52 Ancestors, Week 3: I Remember Grandma

Grandma Margaret

Week three of the 52 ancestors challenge is about Longevity. I thought that I would share my maternal grandmother, Margret Doyle James. She was the longest living person in my family. Grandma lived to be 94 years old, outliving all of her siblings. Grandma was always there throughout my life. From a child to an adult with a family of my own, she was always there when I needed her. This picture is one of my favorites. She was about three years old when it was taken. I remember that she always got a kick out of looking at this photo. She would fall out laughing at her fat cheeks and high top boots.

Born February 4, 1916  in Danville, Illinois. She was the ninth child born to parents, Peter Doyle and Mary Belle Carr.
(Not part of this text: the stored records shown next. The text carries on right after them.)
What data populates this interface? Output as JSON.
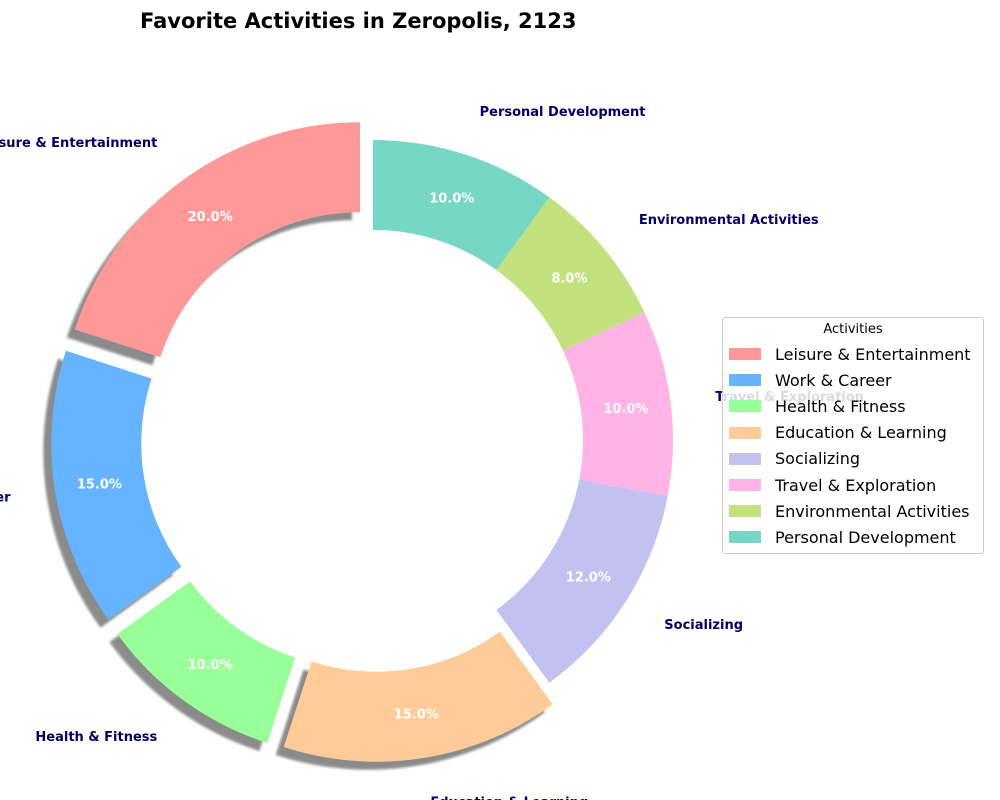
{
  "chart_data": {
    "type": "pie",
    "variant": "donut",
    "title": "Favorite Activities in Zeropolis, 2123",
    "categories": [
      "Leisure & Entertainment",
      "Work & Career",
      "Health & Fitness",
      "Education & Learning",
      "Socializing",
      "Travel & Exploration",
      "Environmental Activities",
      "Personal Development"
    ],
    "values": [
      20,
      15,
      10,
      15,
      12,
      10,
      8,
      10
    ],
    "percent_labels": [
      "20.0%",
      "15.0%",
      "10.0%",
      "15.0%",
      "12.0%",
      "10.0%",
      "8.0%",
      "10.0%"
    ],
    "colors": [
      "#ff9999",
      "#66b3ff",
      "#99ff99",
      "#ffcc99",
      "#c2c2f0",
      "#ffb3e6",
      "#c4e17f",
      "#76d7c4"
    ],
    "exploded": [
      true,
      true,
      true,
      true,
      false,
      false,
      false,
      false
    ],
    "shadow": true,
    "start_angle_deg": 90,
    "direction": "counterclockwise",
    "label_color": "#000066",
    "pct_color": "#ffffff",
    "legend": {
      "title": "Activities",
      "placement": "center-right",
      "entries": [
        "Leisure & Entertainment",
        "Work & Career",
        "Health & Fitness",
        "Education & Learning",
        "Socializing",
        "Travel & Exploration",
        "Environmental Activities",
        "Personal Development"
      ]
    }
  }
}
Her parents came from Virginia to the coal mining camps of Buxton, Iowa. Over the years, they moved from Iowa to Illinois and back to Iowa again, eventually settling in  Des Moines. It was clear to me that my grandmother learned at an early age about the value of hard work. That was what she often repeated, always speaking of how hard life was. She never failed to remind me that you had to work hard for what you want in life. She said that they were poor. Even so, they were never without food to eat and they were shown lots of love. Growing up, her job was to help with the younger children as well as wash the diapers, a task that she often told me how much she hated. No automatic washer in those days, just a large tub and a wash board.
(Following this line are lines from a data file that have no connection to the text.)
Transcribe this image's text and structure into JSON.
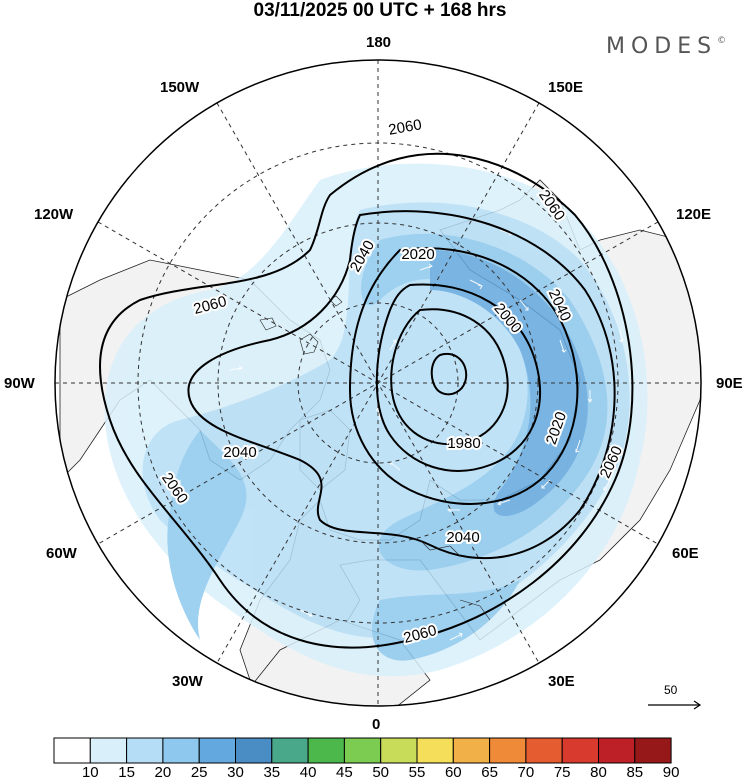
{
  "title": "03/11/2025  00 UTC  + 168 hrs",
  "logo": "MODES",
  "logo_mark": "©",
  "longitudes": {
    "top": "180",
    "bottom": "0",
    "left": "90W",
    "right": "90E",
    "upper_left_1": "150W",
    "upper_left_2": "120W",
    "upper_right_1": "150E",
    "upper_right_2": "120E",
    "lower_left_1": "60W",
    "lower_left_2": "30W",
    "lower_right_1": "60E",
    "lower_right_2": "30E"
  },
  "contour_labels": [
    "2060",
    "2060",
    "2060",
    "2060",
    "2060",
    "2060",
    "2040",
    "2040",
    "2040",
    "2040",
    "2020",
    "2020",
    "2000",
    "1980"
  ],
  "vector_scale": "50",
  "colorbar": {
    "ticks": [
      "10",
      "15",
      "20",
      "25",
      "30",
      "35",
      "40",
      "45",
      "50",
      "55",
      "60",
      "65",
      "70",
      "75",
      "80",
      "85",
      "90"
    ],
    "colors": [
      "#ffffff",
      "#d9f0fb",
      "#b5def6",
      "#8ec8ee",
      "#63a8de",
      "#4a8cc4",
      "#4aa88a",
      "#4cb84c",
      "#7ccc52",
      "#c8dc5a",
      "#f5df5a",
      "#f2b048",
      "#ee8a38",
      "#e45c30",
      "#d83a2e",
      "#be2028",
      "#961818"
    ]
  },
  "colors": {
    "land": "#f2f2f2",
    "ocean": "#ffffff",
    "contour": "#000000",
    "arrow": "#ffffff"
  }
}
Sometime around 1933 she came to Minneapolis, Minnesota to visit her sister Rose. She ended up staying and in 1935 married Anthony Bannarn. Together they had two daughters, Shirley Ann and Gloria Jean.  After several years they divorced. In 1947 she married Donald James, together they had two sons. Grandma worked as a social worker for many years and also worked at the Halle Q. Brown center in St. Paul, Mn. She loved children and cared for many over the years.



Grandma, w/mother Mary Belle, Tony Bannarn 1935



My grandma was hot tempered, charming and very funny. She had a million quirky, funny little sayings. She loved to dance and was always the life of the party. She sure knew how to make you laugh!  She was the only one I knew that carried a bottle of hot sauce in her purse. She was a true DIY queen. Many days you could find her painting or fixing something. Grandma was one of a kind. 


I miss our talks. I miss drinking tea and looking at the family photos together. I miss sewing and shopping for fabric. I miss hearing the family stories. I miss her Raisin Pie, no one made it like her.

I think of grandma, and it makes me smile, and I'm happy that I always asked questions about the ancestors, and she was always there, ready to answer as many questions as she possibly could.